3 ACRES ON THE LAKE: DuSable Park Proposal Project

 

OBJECTIVES

DuSable Park provides a rich set of particularities--geographical, historical, political, and ecological--to stimulate creative design solutions. These attributes suggest the potential for a comprehensive and resonant concept that goes beyond a generic green space-plus-monument.

While the development of neighborhood parks is best determined by the local communities who will use them, lakefront land in Chicago plays a different role. It is symbolic property, a potential destination for residents throughout the city as well as for visitors. Proximity to the lakefront has historically been a privilege based on wealth. Chicago remains a divided city, predominantly white on the Northside, African American on the Southside, and Latino on the Westside. Unequal access to the lake for African American and Latino communities has been an ongoing discussion. The protection of public land from commercial development east of Lake Shore Drive suggests at least symbolic access for anyone to take advantage of.

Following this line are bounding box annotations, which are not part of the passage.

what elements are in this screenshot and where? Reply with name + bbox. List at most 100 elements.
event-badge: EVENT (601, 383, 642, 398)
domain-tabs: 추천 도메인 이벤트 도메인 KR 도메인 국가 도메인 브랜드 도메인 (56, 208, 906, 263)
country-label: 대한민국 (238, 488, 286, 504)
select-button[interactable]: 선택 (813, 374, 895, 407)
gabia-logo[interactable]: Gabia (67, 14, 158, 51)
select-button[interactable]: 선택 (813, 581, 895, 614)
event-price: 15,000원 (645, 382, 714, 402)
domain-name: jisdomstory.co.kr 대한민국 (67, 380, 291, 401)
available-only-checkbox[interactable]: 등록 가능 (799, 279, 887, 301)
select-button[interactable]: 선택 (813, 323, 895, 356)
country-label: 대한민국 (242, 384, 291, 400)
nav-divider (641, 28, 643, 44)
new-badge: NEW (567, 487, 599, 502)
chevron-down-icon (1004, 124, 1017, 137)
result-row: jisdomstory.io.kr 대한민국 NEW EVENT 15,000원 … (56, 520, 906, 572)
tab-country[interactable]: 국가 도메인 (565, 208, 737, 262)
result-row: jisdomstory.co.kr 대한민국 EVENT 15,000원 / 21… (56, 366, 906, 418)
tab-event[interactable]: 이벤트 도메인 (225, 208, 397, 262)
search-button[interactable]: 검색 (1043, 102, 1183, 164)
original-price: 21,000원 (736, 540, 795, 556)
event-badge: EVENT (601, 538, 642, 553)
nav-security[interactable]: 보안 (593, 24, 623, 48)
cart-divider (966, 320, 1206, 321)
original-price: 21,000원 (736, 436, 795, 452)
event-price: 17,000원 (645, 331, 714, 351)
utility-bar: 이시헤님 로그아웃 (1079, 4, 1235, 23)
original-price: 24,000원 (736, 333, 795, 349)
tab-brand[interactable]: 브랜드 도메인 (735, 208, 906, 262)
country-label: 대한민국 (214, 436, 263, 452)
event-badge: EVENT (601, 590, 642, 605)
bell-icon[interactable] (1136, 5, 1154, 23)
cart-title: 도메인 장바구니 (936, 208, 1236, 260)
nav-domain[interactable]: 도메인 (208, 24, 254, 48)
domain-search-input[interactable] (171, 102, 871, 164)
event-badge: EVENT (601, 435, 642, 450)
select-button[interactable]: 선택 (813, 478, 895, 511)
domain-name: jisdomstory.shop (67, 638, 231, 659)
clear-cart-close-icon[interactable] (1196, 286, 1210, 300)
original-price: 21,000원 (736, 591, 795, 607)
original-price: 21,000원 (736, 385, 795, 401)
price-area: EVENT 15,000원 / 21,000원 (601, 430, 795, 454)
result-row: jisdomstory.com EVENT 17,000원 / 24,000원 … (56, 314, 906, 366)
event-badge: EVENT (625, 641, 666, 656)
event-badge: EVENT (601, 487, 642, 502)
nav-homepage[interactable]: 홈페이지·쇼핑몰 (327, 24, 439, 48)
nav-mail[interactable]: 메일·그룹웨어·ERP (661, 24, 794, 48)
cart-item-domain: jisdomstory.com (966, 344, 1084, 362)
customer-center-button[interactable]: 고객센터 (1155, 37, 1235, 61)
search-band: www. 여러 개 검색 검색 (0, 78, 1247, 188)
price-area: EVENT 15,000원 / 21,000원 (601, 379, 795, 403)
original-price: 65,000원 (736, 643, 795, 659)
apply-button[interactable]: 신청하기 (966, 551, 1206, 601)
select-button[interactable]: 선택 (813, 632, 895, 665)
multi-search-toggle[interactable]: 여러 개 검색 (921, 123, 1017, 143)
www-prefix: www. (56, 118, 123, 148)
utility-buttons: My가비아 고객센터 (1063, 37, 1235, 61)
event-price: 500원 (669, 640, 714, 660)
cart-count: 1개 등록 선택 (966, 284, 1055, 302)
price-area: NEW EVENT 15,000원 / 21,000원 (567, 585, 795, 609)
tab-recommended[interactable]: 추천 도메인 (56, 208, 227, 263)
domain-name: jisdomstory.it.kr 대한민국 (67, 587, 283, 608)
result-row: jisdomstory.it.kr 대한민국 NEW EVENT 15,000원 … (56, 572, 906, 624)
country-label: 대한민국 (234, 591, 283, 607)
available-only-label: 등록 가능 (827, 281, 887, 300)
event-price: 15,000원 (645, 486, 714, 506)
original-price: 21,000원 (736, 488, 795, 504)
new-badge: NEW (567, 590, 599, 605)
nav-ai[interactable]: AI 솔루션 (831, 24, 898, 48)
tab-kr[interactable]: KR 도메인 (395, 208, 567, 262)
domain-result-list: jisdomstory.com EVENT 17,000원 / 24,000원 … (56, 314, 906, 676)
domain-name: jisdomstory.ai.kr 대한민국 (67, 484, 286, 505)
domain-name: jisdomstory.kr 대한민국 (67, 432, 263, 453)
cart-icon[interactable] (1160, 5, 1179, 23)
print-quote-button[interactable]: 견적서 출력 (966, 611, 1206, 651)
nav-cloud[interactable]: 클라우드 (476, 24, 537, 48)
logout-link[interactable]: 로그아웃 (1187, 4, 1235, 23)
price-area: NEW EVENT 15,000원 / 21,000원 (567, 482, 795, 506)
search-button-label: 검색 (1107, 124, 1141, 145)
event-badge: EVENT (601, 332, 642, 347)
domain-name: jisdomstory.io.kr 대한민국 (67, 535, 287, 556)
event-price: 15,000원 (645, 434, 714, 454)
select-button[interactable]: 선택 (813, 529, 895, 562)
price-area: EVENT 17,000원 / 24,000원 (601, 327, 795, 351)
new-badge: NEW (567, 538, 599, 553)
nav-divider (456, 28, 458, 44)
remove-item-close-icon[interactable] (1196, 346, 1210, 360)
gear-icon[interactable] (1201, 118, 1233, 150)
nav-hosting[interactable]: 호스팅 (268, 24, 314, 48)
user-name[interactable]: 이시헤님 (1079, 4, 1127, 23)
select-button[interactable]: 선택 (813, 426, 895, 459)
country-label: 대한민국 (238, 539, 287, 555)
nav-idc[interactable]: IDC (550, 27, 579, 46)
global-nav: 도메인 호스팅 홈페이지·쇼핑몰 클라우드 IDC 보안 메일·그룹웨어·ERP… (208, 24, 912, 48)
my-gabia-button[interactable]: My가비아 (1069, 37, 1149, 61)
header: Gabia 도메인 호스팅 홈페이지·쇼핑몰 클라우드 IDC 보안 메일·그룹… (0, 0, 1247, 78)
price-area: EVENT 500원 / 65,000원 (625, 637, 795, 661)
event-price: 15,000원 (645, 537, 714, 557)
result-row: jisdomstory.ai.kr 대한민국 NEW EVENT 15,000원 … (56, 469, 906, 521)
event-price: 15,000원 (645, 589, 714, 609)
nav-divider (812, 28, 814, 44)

What needs could be served by such symbolic public property in an ethnically and economically diverse city like Chicago? Some might say places to raise chickens. Wild spots intentionally unmown and inaccessible. Plots of manicured green to look down on from the perspective of hi-rise living. Low-income housing. Homeless shelters. A year-round urban farm, providing jobs. What ideas might the existence of this land inspire while still in its neglected, undeveloped state?

This project aims to stimulate innovative approaches to conceptualizing public land and the urban landscape among design professionals and lay citizens alike; to encourage public engagement with urban planning questions; and to create and disseminate a document representing competing perceptions about what needs public land should fill, articulated through creative strategies designed to explore those needs in relation to a specific site.

The project encourages conflict and difference, as central principles of the democratic process, over resolution and compromise, thereby hoping to invite radically innovative and inspiring proposals that are not hampered by the need for city approval. Combining contributions from professionals and non-professionals will create a productive variety of approaches, mixing awareness of critical issues in the field with awareness of critical needs that are often not voiced in planning decisions.

Since this project calls for speculative proposals to stimulate radical thinking and to express unmet needs of urban living, participants may decide to consider or to ignore any or all of the existing contingencies of the site.

Proposals might address issues as broad-ranging as: wildness, ecological diversity, landscape restoration, and/or sustainability; the need for public gathering places not based on consumption; outdoor educational opportunities linked with public schools; community gardens; creative solutions to unmet needs of economically struggling urban residents, like housing, food, and employment; alternative energy production; a site for temporary public art; and/or comprehensive approaches to articulating history through commemorative sites. This is by no means a comprehensive list. The only restraint is to maintain the dedication to, and name of, DuSable.

Who decides how public land is used? In the context of rapid commercial development in urban centers and the concomitant housing crisis for middle and low income residents; in the context of disappearing open lands and increasing corporate control over the remaining "public" spaces; in the context of the flattening of cultural specificity and individual eccentricity in urban landscapes by the homogenizing forces of chain-store capital -- what private or particularized needs might an undeveloped parcel of public lakefront land be imagined to fulfill? What possibilities for imagining the urban landscape are repressed by standard assumptions about "what the public wants," and requirements about best use for the largest numbers? "3 Acres on the Lake" creates conditions of possibility through which to invite particularity, and to explore the benefits of comparing competing and controversial perspectives.